Stretch You Out (feat A Boogie wit da Hoodie)— Summer Walker
“Niggas be insecure
Claiming that you ain’t doing enough
Claiming that they need more
What you on your last breath, your last sweat, your last dime?”
Summer Walker has made it clear this year that she is over just about everything. She’s over men, she’s over touring, she’s over people — she’s just over it. Stretch You Out is probably (in my humble opinion) the best song to grace the music scene this year. The glistening production — provided by none other than London on da Track — and her amorous singing both serve to highlight just how over it Walker is. The pair do not miss a beat on this track, which is generally the case throughout Walker’s entire album. Stretch You Out is telling the story of someone who's fed up with an insecure ex, and Walker conveys this faultlessly in her garrulous first verse that, in its lack of subtly, can resonate with just about anyone who has gone through a similar experience.
Hawaiian Mazes — Banks
There is no artist that can capture a feeling and put it into words better than Jillian Banks. Hawaiian Mazes is exactly what healing from a failed relationship should sound like. The song is so gentle in its examination of what went wrong with Banks and her ex-lover. Hawaiian Mazes is bare-sounding in its subtle production , and doesn’t really pick up in tempo until the end of the song. In its lyrics, the song does indeed sound like a maze, with Banks opening the track saying she wants to meet with this lover, but by the chorus she’s repeating over and over that it's time to let this person go. Hawaiian Mazes sounds like something straight out of a journal in how back and forth Banks is in her discussion of this relationship.

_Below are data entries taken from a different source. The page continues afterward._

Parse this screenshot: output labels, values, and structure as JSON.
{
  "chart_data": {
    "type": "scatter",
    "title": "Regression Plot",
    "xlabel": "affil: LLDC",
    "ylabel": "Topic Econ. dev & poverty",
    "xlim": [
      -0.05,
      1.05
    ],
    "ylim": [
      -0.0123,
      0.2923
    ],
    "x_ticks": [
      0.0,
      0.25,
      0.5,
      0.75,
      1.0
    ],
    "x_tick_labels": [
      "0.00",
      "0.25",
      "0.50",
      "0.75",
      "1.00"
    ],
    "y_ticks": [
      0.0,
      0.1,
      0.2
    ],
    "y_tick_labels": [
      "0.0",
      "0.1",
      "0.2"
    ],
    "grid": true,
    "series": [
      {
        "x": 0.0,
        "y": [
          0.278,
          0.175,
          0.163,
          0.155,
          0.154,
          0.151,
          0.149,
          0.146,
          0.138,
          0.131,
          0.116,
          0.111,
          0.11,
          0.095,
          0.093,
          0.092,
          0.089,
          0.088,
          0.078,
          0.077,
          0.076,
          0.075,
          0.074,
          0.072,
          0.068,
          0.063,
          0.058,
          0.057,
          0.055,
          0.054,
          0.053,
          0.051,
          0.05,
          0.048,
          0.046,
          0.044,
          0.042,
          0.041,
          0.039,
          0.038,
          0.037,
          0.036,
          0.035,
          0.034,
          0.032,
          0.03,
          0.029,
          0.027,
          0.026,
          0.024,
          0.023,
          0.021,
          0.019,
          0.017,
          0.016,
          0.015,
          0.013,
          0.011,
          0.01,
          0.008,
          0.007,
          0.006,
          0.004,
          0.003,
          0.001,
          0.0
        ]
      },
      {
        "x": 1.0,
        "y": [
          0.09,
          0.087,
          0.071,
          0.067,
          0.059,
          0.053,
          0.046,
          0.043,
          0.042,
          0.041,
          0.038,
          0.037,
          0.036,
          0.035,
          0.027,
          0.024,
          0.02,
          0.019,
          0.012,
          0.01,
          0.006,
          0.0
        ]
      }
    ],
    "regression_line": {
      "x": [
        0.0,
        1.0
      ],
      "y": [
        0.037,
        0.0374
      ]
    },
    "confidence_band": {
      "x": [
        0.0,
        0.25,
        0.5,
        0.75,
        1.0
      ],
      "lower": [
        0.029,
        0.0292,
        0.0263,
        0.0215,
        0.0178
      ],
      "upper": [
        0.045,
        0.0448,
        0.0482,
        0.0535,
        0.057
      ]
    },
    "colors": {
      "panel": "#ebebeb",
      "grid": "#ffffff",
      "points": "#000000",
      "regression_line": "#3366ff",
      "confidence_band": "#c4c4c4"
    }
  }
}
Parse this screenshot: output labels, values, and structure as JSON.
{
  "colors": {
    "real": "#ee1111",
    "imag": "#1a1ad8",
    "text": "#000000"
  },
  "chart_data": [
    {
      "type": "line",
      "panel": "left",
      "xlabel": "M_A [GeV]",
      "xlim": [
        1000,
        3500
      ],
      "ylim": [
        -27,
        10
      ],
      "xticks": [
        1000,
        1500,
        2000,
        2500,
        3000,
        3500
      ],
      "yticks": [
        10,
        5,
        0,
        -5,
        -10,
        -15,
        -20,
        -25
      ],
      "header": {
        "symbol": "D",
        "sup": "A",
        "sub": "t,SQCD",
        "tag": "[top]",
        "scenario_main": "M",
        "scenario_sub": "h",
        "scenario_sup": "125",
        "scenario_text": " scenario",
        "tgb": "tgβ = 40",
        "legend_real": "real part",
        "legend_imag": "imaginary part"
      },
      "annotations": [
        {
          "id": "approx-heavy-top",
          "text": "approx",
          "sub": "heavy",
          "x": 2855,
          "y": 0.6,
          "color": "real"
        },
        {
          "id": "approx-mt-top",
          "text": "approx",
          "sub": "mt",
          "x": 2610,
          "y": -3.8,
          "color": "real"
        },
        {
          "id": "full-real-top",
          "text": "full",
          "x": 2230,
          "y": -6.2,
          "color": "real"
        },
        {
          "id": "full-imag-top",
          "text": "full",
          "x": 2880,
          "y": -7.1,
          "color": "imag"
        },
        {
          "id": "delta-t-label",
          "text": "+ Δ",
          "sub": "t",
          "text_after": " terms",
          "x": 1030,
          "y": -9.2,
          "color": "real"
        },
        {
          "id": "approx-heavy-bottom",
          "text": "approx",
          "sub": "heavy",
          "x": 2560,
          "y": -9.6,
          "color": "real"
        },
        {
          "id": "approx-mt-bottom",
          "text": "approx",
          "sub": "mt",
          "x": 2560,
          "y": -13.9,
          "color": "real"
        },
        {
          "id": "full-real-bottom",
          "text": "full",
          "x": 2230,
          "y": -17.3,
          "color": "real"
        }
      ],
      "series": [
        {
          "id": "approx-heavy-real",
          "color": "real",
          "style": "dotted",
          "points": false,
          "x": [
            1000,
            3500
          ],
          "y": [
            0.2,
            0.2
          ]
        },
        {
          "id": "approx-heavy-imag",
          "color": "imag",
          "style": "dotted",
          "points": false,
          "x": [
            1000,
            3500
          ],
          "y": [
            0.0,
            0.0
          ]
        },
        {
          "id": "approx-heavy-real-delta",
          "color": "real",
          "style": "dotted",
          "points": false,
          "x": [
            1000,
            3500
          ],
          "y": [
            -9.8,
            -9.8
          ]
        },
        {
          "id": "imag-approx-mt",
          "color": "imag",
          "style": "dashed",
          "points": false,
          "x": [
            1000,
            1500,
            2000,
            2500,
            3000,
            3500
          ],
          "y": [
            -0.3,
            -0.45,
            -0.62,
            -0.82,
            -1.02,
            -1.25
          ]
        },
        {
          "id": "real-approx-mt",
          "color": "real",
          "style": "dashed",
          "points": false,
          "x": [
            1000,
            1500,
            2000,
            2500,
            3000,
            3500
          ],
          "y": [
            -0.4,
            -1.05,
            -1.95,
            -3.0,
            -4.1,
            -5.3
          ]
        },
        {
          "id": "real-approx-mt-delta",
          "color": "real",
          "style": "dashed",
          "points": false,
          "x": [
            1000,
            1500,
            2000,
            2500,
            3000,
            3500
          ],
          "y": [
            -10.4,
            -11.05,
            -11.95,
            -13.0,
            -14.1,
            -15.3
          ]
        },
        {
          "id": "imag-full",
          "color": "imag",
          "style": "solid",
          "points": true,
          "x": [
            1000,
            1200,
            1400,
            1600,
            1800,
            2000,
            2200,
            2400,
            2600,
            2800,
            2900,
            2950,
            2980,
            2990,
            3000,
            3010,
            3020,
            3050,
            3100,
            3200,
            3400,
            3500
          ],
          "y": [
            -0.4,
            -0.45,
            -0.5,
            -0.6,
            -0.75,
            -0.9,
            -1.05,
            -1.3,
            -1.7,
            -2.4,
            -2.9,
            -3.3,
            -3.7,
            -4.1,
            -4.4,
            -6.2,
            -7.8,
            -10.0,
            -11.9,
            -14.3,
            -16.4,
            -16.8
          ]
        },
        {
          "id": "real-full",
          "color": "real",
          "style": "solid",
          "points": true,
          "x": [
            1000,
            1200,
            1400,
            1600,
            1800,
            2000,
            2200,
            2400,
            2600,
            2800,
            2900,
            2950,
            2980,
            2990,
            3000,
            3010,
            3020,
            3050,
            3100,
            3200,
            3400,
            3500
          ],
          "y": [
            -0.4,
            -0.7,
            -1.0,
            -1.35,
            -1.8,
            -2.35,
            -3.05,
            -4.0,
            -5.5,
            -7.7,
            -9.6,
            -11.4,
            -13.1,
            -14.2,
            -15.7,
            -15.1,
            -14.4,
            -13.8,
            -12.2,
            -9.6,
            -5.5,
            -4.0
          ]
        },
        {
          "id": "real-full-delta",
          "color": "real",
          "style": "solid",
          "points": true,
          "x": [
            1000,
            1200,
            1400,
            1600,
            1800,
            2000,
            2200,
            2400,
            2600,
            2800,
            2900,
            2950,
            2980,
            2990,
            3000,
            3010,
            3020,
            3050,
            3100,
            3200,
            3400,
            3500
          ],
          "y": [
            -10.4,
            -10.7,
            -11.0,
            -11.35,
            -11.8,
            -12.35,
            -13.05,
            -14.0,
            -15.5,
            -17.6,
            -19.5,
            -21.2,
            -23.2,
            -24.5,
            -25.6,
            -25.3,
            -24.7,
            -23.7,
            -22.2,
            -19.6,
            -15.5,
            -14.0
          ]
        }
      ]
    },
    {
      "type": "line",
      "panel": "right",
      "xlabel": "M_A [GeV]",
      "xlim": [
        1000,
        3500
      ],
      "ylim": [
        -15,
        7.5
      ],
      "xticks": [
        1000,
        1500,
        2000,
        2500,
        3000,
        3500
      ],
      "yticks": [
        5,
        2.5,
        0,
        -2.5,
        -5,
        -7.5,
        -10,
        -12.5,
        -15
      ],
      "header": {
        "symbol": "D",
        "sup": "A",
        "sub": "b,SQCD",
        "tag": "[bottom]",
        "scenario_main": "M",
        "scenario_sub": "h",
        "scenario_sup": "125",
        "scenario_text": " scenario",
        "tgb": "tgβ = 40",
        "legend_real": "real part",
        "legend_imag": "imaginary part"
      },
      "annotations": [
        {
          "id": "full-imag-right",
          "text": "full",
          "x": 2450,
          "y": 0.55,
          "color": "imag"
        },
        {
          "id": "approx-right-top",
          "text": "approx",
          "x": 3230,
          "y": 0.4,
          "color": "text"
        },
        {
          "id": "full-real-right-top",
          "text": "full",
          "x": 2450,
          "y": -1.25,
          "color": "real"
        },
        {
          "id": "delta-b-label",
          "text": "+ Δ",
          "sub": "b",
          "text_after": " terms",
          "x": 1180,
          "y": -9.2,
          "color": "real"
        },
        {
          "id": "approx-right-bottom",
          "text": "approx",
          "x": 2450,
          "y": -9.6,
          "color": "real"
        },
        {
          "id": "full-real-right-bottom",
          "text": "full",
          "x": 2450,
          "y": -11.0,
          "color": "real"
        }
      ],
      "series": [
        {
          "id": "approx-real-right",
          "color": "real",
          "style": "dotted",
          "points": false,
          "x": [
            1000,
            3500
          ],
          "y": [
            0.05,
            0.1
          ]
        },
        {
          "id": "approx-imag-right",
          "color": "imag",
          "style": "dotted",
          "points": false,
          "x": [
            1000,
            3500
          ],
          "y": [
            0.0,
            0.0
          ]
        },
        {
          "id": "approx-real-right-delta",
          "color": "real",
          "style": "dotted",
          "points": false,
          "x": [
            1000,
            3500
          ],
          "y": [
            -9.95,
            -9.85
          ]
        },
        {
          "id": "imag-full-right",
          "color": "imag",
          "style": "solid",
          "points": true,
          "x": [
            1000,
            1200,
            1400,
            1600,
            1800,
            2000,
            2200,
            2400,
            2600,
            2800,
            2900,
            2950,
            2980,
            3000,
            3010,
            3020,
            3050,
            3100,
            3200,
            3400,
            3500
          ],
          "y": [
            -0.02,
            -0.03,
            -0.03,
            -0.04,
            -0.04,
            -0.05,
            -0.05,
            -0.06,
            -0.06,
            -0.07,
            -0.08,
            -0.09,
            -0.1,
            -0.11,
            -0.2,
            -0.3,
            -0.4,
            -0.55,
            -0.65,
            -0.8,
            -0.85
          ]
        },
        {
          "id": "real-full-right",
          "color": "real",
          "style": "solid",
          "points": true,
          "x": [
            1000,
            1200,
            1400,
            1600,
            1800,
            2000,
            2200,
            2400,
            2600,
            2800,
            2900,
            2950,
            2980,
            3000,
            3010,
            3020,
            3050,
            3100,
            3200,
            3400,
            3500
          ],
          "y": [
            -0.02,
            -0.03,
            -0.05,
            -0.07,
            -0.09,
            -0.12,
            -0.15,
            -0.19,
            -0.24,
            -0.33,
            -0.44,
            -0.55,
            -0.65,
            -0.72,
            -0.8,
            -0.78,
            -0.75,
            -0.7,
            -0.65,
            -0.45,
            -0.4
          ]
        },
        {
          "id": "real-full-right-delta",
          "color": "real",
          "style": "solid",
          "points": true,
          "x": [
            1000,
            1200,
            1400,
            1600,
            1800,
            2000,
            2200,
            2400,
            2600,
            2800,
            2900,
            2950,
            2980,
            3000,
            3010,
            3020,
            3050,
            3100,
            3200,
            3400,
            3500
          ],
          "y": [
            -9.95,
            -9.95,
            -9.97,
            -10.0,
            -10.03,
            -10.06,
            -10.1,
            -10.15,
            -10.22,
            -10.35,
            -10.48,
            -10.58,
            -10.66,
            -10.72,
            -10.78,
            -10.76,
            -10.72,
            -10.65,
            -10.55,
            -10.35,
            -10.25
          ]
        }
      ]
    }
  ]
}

“But, babe, it was something ‘bout the way you loved me
Yeah, now I don’t know, now I don’t know me anymore
I’m letting go and you don’t have to tell me twice.”
There is something about the song’s bridge that makes me want to cry. The frustration in Banks’ voice — coupled with the pain in her lyrics— can make any listener sympathetic to the singer’s experience.
in my head — Ariana Grande
in my head is Ariana Grande’s best song to date. Never has Grande so successfully, and maturely, been as vulnerable as she is on this thank u, next deep cut. Grande is critical not only of an ex-lover, but of herself. By no means is she coming down on herself, but instead she’s more focused on identifying all the things she did wrong in an attempt to grow from them and find closure. Aside from its lyrical content, in my head contains quite the infectious melody backed by a moody instrumental. in my head is an indicator of Grande’s potential as an artist who not only has the range to create great pop music, but can still maintain a sense of self in doing so. She reminds us on this track that she has never needed anything but her euphoric voice to move listeners.
“Wanted you to grow, but, boy, you wasn’t budding
Everything you are made you everything you aren’t
I saw your potential without seeing credentials
Maybe that’s the issue”
And with that ladies and gentlemen: the soundtrack of 2019.